シャルビューク夫人の肖像 ジェフリー・フォード
Am 01. Maerz
The Portrait of Mrs. Charbuque
Jeffrey Ford
「大衆は、都合よく一組になった相反するものに目がない」
シャルビューク夫人、誰もみたことのない女
人は、目に見えるものに価値を置きすぎるがゆえに、見えないものに固執する。
「目」だ。
この世で一番怖いもの、それは人の「目」だ。
科学の光が照らせど、未だ闇が残る19世紀のニューヨーク、画家の「わたし」は何を見る?
写真が出始め、みんなが簡単に自分の姿を残せるようになったね、けれどもそんな時代の金持ちどもの流行りは「肖像画」だ。
「わたし」は売れっ子肖像画家、あなたを素敵に描きましょう、本物よりも美しく!だ。
「あんたなんか死ねばいい」
モデルの夫人は、「わたし」に言ったさ。
ご婦人方の嘆き、色は褪せ、肉は腐る。
そんなくすんでたるんだ肌も、「わたし」の手にかかれば陶器のごときすべすべ純白、仄めくぷっくり薔薇色もお望みのままに。
ああ、素晴らしい!
私の愛する妻も描いてくれたまえ!
永遠に若く美しくだ!
そんな男どもの理想の女、それは「見ルコトノデキナイ女」。
シャルビューク夫人。
彼女は決して姿を見せない。
「ちゃんとおわかりのはずですよ、ピアンボさん。

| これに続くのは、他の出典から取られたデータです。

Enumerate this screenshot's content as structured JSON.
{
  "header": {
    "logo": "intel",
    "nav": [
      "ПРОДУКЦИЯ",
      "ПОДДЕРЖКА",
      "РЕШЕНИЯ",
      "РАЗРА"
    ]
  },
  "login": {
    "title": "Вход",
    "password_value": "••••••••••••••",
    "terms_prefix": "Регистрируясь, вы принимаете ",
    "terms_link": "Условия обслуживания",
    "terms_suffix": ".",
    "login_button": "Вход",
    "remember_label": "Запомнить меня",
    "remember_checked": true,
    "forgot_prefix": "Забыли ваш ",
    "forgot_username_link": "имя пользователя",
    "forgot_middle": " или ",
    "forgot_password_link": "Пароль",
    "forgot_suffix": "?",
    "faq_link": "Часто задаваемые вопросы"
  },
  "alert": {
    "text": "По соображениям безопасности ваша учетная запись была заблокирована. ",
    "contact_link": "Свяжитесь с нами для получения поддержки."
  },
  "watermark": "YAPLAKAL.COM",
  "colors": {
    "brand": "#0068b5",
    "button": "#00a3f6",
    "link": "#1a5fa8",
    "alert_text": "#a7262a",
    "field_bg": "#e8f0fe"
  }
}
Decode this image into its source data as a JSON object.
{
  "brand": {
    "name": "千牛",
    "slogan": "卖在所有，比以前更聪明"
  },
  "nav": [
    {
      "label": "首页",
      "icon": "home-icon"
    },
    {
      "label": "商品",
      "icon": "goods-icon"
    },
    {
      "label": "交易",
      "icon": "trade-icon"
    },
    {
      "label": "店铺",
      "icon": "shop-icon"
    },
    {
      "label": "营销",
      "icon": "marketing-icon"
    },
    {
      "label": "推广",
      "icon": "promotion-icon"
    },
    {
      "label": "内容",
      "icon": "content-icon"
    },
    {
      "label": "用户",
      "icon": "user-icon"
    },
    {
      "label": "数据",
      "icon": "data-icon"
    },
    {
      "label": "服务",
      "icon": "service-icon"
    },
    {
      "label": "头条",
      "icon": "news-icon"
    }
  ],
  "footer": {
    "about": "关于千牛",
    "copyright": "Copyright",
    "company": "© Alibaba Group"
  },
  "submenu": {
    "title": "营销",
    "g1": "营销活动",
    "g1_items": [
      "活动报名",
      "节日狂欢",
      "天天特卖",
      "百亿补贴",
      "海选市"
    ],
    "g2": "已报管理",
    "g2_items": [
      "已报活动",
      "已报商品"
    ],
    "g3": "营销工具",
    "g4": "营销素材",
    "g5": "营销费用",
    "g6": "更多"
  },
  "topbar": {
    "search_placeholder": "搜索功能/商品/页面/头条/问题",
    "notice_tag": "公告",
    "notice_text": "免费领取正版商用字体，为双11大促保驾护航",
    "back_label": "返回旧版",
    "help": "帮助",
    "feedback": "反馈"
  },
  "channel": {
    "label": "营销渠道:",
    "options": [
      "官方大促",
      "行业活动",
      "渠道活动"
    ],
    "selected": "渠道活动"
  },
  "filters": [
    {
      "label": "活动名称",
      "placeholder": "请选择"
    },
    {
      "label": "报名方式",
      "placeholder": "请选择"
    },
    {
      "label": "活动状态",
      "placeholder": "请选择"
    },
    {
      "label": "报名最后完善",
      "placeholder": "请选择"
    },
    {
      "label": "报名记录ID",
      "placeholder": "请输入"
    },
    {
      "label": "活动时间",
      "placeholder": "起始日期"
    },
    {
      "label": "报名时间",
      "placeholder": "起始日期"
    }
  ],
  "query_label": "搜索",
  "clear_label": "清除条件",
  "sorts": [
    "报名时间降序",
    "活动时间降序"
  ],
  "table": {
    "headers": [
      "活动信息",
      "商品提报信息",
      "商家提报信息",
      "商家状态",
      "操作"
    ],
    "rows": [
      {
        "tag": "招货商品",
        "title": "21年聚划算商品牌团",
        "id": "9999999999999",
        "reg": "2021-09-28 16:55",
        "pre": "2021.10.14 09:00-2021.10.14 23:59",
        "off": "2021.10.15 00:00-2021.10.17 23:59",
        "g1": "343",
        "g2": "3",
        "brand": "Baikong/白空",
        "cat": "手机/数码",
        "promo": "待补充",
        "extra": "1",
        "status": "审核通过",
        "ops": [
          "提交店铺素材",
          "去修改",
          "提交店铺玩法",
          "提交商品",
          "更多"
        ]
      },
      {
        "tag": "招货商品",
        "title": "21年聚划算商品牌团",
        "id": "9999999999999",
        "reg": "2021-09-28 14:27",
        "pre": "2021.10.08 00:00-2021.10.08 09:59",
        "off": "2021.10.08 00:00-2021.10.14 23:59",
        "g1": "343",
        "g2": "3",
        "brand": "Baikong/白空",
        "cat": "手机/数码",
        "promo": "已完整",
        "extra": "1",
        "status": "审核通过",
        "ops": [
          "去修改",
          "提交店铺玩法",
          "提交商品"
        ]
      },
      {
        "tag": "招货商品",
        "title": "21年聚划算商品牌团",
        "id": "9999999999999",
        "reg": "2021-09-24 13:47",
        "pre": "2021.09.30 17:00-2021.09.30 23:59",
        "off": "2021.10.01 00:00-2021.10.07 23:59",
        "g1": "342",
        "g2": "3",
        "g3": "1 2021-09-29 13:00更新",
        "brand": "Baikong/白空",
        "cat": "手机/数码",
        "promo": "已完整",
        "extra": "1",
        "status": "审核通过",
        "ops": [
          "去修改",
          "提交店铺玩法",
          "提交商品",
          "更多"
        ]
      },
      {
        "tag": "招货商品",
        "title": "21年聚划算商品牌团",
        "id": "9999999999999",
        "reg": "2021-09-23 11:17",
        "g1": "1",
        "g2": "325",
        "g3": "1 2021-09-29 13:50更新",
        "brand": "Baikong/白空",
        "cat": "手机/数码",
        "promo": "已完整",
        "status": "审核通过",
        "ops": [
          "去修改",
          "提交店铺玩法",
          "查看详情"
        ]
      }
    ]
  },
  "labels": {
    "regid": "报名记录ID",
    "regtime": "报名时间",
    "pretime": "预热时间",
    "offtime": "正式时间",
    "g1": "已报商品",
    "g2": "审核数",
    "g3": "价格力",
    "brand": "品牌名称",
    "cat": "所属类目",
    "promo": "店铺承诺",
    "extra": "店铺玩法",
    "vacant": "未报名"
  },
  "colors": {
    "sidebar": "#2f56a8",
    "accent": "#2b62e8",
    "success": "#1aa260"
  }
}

あなたは、わたくしの顔を見ずに肖像画を描かねばならないのです」
オモシロイ!
そう、毎日の夫人との会話を頼りに彼女を描く!
しかも報酬は目が飛び出るほどの大金だ!
ああ、描いてやるさ!
彼女の本当の姿を!
夫人は語る、自分の過去を、秘密を。
彼女はどうして巨万の富を手にしたのか。
彼女はどうして姿を見せるのを拒むのか。
「わたし」の想像はどんどん膨らむよ!
姿が見えないゆえに勝手に暴走する理想化。
きっと恐ろしく美しいに決まってる!
そうだよね、見えない者は美しくなきゃね!
女神、誰もほんとに見たことはない、でも、美しいに決まってるさ!
神々をわざわざブサイクに想像するヒトいないよね。
むろん、神々をわざわざブサイクに描く画家もいやしないよ。
みんな「美しい者」が見たいんだもの。
目、恐ろしいもの。
わたしは人の目が怖い。
わたしは見られるのが怖い。
人は「目」に見えるものが全て。
それが彼らの現実。
ふたごの雪の結晶
彼らがコソコソ話しかけるよ。
未来を見せるよ。
町で流行りの奇病
女たちが死んでいる。
目から血を流して。
怖い、目が怖い
全てのおぞましいことは人の目が運んでくる。
絵を描く者には尊い「見る力」。
肖像画家は何を見る?
ああ、本当に見たいかい?
あなたが本当に見たいものって一体なんだい?
真実か妄想か。
そこになくとも美しく見えるもの、そこにあるのに見えない恐ろしいもの。
「死というものは相対的なことばだよ、ピアンボ。変化と考えるべきだ。死なんてものは存在しない」
全ての肖像画は自画像なんだ。
もういつわりの自分を描くのはやめよう。
シャルビューク夫人の肖像、「わたし」の最高傑作(真実)だ!
「美しい」シャルビューク夫人を描き終えた彼は肖像画家をやめて、風景画家になりましたとさ。
見えるものと見えないもの
美しいものと狂ったもの
みんなこんなのに目がないんだ。。。